Bristol Type 146
|Bristol 146, c. 1938|
|National origin||United Kingdom|
|Manufacturer||Bristol Aeroplane Company|
|First flight||11 February 1938|
The Bristol Type 146 was a British single-seat, eight-gun fighter monoplane prototype built to a mid-1930s Air Ministry contract. Powered by a radial engine, it was outclassed by Merlin-engined fighters and only one was built.
Design and development
The Bristol 146 was built by Bristol to an Air Ministry order for a prototype single-seat eight-gun fighter meeting Air Ministry specification F.5/34 issued in 1934. The specification further called for an air-cooled engine for overseas use. The Type 146 incorporated the experience of metal-skinned monoplanes that Bristol had gained with the earlier Type 133, but was quite different in detail.
The Type 146 embodied a low-wing cantilever monoplane with tapering wings that carried moderate dihedral on the outer sections. The wings were stress skinned with aluminium with only the ailerons and tail control surfaces fabric-covered. The two pairs of four 0.303 in (7.7 mm) Browning machine guns were housed in the outer wing sections. The undercarriage was mounted about halfway along the centre section and retracted cleanly inwards into the wing root; the tail wheel was also fully retractable. In contrast to the Type 133, the entire fuselage was a monocoque structure. The cockpit was enclosed with a one-piece sliding canopy.
The Type 146 was designed to be powered by a supercharged Bristol Perseus sleeve valved radial engine, but this was not ready and Bristol's older design the Bristol Mercury IX radial was used instead.

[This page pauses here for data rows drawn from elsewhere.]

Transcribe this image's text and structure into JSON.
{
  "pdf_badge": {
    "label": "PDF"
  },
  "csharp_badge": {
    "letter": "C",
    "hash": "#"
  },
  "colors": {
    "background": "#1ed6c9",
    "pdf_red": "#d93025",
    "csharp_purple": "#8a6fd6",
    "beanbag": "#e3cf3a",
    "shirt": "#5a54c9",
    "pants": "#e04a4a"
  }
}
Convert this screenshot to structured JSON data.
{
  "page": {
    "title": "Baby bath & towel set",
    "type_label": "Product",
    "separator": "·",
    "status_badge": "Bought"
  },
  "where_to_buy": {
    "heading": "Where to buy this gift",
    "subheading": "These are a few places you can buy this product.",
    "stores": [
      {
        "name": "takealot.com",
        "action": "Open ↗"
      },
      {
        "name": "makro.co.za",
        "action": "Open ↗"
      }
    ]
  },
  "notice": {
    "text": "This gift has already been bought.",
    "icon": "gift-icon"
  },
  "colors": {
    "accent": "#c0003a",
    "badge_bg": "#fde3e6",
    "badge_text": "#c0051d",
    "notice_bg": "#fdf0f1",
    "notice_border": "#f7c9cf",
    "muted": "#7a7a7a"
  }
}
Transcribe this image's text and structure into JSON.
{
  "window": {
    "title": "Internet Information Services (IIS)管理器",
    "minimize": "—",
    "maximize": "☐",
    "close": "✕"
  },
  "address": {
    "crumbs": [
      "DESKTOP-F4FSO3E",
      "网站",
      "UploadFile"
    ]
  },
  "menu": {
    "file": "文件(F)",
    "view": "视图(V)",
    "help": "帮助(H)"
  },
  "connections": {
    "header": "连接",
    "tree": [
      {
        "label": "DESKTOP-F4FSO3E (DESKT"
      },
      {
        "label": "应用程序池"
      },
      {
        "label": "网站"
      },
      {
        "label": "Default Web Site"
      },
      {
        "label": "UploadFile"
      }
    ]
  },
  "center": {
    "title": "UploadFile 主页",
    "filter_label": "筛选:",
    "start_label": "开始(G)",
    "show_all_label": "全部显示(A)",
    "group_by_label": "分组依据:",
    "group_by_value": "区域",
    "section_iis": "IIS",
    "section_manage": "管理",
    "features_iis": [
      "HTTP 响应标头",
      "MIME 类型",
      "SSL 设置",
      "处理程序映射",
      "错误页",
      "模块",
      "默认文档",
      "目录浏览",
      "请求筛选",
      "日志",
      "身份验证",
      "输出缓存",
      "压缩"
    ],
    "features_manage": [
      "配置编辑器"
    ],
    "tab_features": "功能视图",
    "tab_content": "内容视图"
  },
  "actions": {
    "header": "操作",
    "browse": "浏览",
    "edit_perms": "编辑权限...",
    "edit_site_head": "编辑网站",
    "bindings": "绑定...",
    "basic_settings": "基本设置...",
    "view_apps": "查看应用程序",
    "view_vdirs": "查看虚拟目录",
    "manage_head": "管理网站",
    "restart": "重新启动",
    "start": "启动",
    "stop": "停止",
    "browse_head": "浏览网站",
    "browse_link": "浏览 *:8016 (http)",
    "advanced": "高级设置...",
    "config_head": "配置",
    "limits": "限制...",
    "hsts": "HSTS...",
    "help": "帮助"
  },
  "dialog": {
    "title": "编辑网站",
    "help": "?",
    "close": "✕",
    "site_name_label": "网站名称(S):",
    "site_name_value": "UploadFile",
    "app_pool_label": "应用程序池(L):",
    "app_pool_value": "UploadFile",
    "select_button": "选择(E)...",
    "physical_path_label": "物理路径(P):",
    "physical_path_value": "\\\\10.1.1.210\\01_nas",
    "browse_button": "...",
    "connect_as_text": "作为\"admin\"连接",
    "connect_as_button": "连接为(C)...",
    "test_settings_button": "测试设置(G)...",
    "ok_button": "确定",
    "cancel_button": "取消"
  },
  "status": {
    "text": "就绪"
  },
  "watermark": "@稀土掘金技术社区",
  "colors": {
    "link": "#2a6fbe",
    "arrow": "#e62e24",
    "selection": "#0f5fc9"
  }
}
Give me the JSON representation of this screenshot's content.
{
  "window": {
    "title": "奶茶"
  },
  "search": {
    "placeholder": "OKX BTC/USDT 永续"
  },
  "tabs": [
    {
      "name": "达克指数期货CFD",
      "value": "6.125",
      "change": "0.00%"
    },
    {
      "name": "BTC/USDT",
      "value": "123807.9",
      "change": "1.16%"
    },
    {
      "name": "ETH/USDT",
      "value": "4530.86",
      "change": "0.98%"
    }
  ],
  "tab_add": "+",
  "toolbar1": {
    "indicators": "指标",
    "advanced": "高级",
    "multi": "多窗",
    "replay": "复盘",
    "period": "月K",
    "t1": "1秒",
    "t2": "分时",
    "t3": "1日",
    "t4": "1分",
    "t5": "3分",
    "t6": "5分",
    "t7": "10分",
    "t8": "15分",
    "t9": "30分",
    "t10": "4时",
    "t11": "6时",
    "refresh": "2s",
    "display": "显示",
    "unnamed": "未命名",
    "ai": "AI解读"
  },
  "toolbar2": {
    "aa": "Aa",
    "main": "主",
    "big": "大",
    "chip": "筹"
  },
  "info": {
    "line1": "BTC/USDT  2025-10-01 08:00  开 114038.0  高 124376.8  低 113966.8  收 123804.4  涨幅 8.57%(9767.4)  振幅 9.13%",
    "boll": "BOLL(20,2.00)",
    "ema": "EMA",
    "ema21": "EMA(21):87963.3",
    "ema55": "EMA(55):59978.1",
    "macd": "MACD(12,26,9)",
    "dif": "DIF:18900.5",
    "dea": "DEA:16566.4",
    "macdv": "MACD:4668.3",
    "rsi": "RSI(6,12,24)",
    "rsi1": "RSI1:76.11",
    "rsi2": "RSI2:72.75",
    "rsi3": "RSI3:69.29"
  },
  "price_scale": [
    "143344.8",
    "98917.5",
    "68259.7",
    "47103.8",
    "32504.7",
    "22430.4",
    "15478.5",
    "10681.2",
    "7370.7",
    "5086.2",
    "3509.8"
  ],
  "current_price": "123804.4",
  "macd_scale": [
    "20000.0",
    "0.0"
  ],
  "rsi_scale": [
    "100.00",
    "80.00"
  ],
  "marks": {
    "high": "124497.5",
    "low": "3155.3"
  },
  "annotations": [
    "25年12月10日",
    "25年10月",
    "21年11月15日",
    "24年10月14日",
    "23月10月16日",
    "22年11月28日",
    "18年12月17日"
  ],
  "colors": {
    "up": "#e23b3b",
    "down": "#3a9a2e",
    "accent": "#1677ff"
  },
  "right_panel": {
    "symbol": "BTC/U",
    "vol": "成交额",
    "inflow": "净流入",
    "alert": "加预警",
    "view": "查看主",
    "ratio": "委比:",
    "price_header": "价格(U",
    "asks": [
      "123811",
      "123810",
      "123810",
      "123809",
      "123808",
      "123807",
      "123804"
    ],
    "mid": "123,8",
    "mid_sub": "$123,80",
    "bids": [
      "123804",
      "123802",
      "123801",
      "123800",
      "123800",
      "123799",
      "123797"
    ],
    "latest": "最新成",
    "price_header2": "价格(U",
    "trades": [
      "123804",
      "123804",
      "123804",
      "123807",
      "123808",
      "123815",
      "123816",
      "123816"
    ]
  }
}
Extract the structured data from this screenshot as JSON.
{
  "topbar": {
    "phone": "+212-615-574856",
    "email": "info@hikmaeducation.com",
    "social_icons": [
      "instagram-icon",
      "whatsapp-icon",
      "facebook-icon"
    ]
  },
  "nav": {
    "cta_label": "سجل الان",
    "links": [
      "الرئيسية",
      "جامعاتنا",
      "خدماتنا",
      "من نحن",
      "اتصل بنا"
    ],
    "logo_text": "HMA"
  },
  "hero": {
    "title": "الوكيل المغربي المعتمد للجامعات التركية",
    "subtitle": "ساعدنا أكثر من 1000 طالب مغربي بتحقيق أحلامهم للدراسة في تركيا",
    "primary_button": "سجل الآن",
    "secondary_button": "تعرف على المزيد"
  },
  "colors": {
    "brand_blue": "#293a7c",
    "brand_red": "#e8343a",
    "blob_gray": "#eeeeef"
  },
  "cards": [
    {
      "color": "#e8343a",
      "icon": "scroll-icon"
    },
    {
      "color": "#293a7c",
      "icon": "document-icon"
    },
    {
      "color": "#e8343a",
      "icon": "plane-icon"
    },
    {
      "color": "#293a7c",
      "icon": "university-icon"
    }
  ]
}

The Type 146 flew for the first time on 11 February 1938 in the hands of Cyril Uwins and was flight tested satisfactorily before going on to be assessed against the F.5/34 specification by the Aeroplane and Armament Experimental Establishment at RAF Martlesham Heath in April 1938. Its competitors there were the Gloster F.5/34, the Martin-Baker MB2 and the Vickers Venom.
Though the Type 146 met the specification neither it nor any of the other competing designs was taken into production. The RAF believed that the future of British fighter design was with the emerging Rolls-Royce Merlin-engined aircraft (Specification F.36/34) which had more power and cleaner aerodynamics. The second Type 146 prototype was cancelled, while K5119 continued to fly.
On 28 May 1938, following an Empire Air Day display at Filton Aerodrome, the sole Type 146 while taxying, struck a "set-piece" display and was damaged beyond economic repair. It was the last single-engined fighter to be built by Bristol.
Data from Barnes 1970, p. 266
- Crew: 1
- Length: 27 ft 0 in (8.23 m)
- Wingspan: 39 ft 0 in (11.89 m)
- Height: 10 ft 4 in (3.15 m)
- Wing area: 220 ft2 (20.44 m2)
- Empty weight: 3,283 lb (1,490 kg)
- Gross weight: 4,600 lb (2,087 kg)
- Powerplant: 1 × Bristol Mercury IX 9-cylinder single-row radial engine, 840 hp (626 kW)
- Maximum speed: 287 mph (462 km/h)
- Service ceiling: 38,100 ft (11,613 m)
- 8 × 0.303 in (7.7 mm) Browning machine guns
- Andrews, CF; Morgan, E.B. (1988). Vickers Aircraft since 1908 (2nd ed.). London: Putnam. ISBN 0-85177-815-1.
- Barnes, C.H. (1970). Bristol Aircraft since 1910. London: Putnam Publishing. ISBN 0-370-00015-3.
- "Bristol 146." Control Column, Official Organ of the British Aircraft Preservation Council, Volume 12, No. 6, August/September 1978.